Onderhandeling schaderegeling ontvoering Eibergen
De advocaat van het 13–jarige meisje uit Eibergen dat in mei vorig jaar is ontvoerd en seksueel misbruikt door een tbs–patiënt, is in onderhandeling met het ministerie van Justitie over een schadevergoeding. „Mijn verwachting is dat we daar uit komen", aldus A. van Bon–Moors.
Tijdens de strafzitting volgende week dinsdag in Zutphen gaat ze een symbolische schadevergoeding eisen en een slachtofferverklaring voorlezen. Volgens de raadsvrouw gaat het „op zich goed met het meisje, maar durft ze niet alleen naar buiten". Het kind zal niet op de zitting aanwezig zijn, haar ouders wel. De familie heeft eind oktober een brief ontvangen van minister Donner. Daarin geeft hij toe dat zijn ministerie onzorgvuldig heeft gehandeld en niet alert heeft gereageerd, zegt Van Bon–Moors. Zij beschouwt de brief als een erkenning van de aansprakelijkheid.
Verdachte M. S. staat niet alleen terecht voor de ontvoering en verkrachting van het meisje uit Eibergen, maar ook voor de verkrachting van een 14–jarig meisje in februari vorig jaar in Voorschoten. Hij vergreep zich aan haar op een bankje in een park. In die zaak is pas na de ontvoering in Eibergen aangifte gedaan. Tenslotte wordt S. ervan verdacht dat hij enkele uren voor de ontvoering van het Eibergse kind, heeft geprobeerd in het Duitse Ahaus een meisje te kidnappen.

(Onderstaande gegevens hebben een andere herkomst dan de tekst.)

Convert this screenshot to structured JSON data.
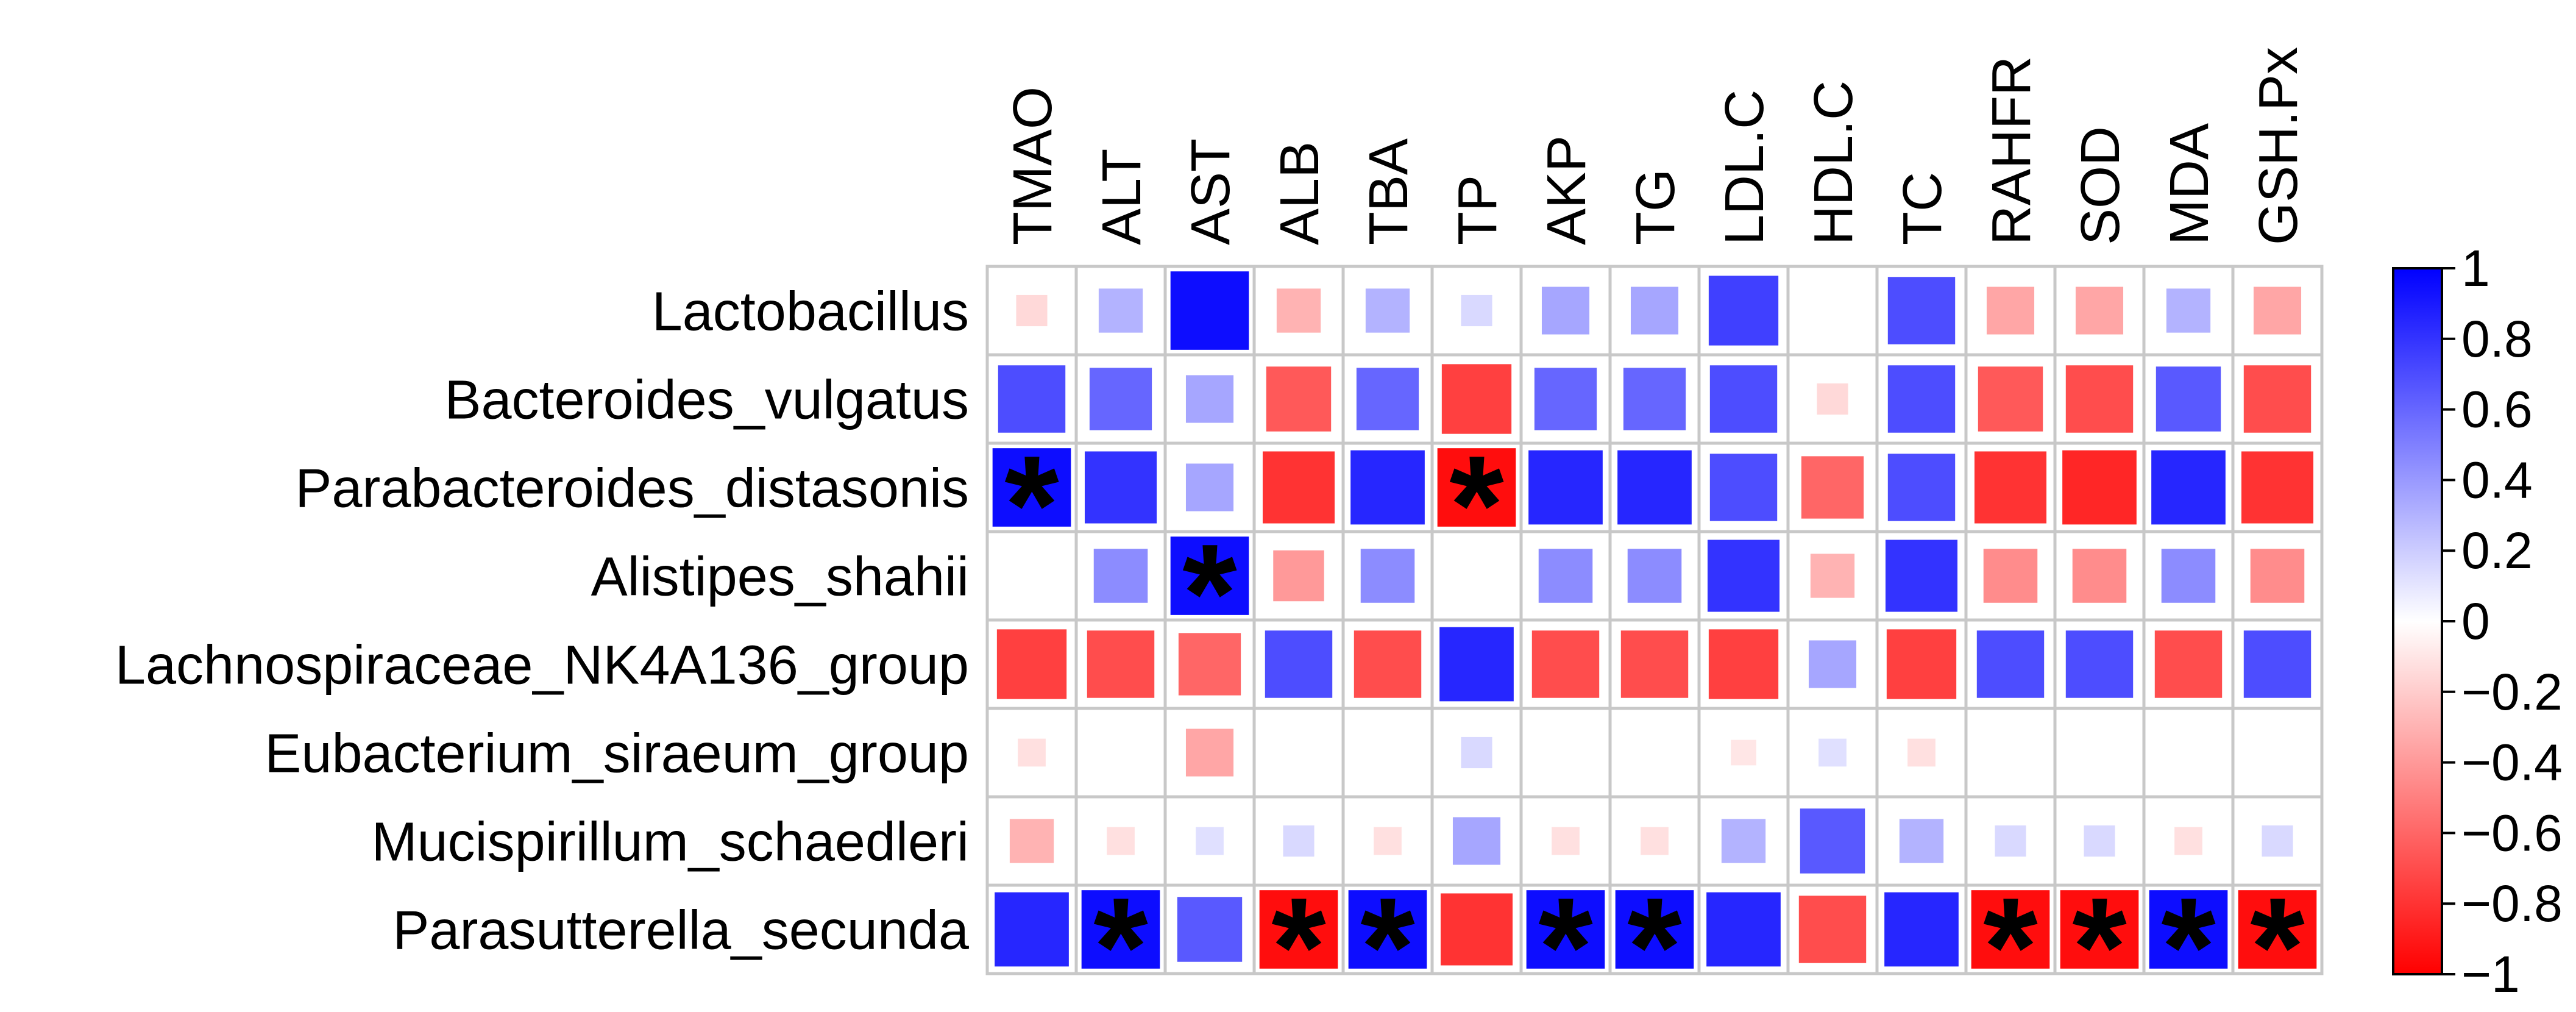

De verdachte is de afgelopen tijd onderzocht in het Pieter Baan Centrum (PBC), de justitiële observatiekliniek. Volgens advocaat T. van der Goot heeft zijn cliënt daaraan meegewerkt, ook al vocht hij plaatsing in de kliniek in eerste instantie aan. S. werd in 1995 ook al in het PBC onderzocht. Van der Goot, die de inhoud van het PBC–rapport nog niet kent, verwacht dat er geen getuigen worden opgeroepen tijdens de zitting.
S. verbleef na een veroordeling in 1995 wegens verkrachting, diefstal, brandstichting en bedreiging, sinds 2001 in tbs–kliniek Flevo Future in Utrecht. Daar keerde hij op 11 mei vorig jaar niet terug van een afspraak tijdens zijn onbegeleid verlof. Op 23 mei ontvoerde hij in het Eibergse kerkdorp Rekken een 13–jarig meisje, door haar onder bedreiging van een mes te dwingen bij hem in de auto te stappen. Twee dagen later werd S. door de Duitse politie in Münster aangehouden en kwam er een einde aan de ontvoering. Het meisje bleek seksueel misbruikt te zijn.
Uit een brief van minister Donner bleek dat S. sinds september 2002 diverse keren met onbegeleid verlof mocht. Op 8 maart 2004 keerde hij niet terug, waarna zijn familie hem een dag later terugbracht naar de tbs–kliniek in Utrecht. Daarna werd besloten de man van de resocialisatie–afdeling terug te plaatsen naar de kliniek. Voordat het zover was, ging het weer mis, maar bekenden van S. brachten hem wederom terug.
Op 11 mei ontsnapte de verdachte opnieuw, na een fout van de kliniek. Om zijn alcoholverslaving aan te pakken, mocht hij naar het Consultatiebureau voor Alcohol en Drugs (CAD) op voorwaarde dat hij gehaald en gebracht werd. Die dag ging het echter mis en mocht S. zelfstandig naar het CAD. Daar kwam hij nooit aan. Ook de verkrachting van het meisje in Voorschoten zou zijn gebeurd tijdens een onbegeleid verlof van S.
Na de ontvoering ontstond veel commotie, omdat justitie wettelijk niet de mogelijkheid had de ontsnapte tbs’er actief op te sporen. Minister Donner kreeg de hoon van de Tweede Kamer over zich heen, waarna hij toezegde de wet te zullen aanpassen.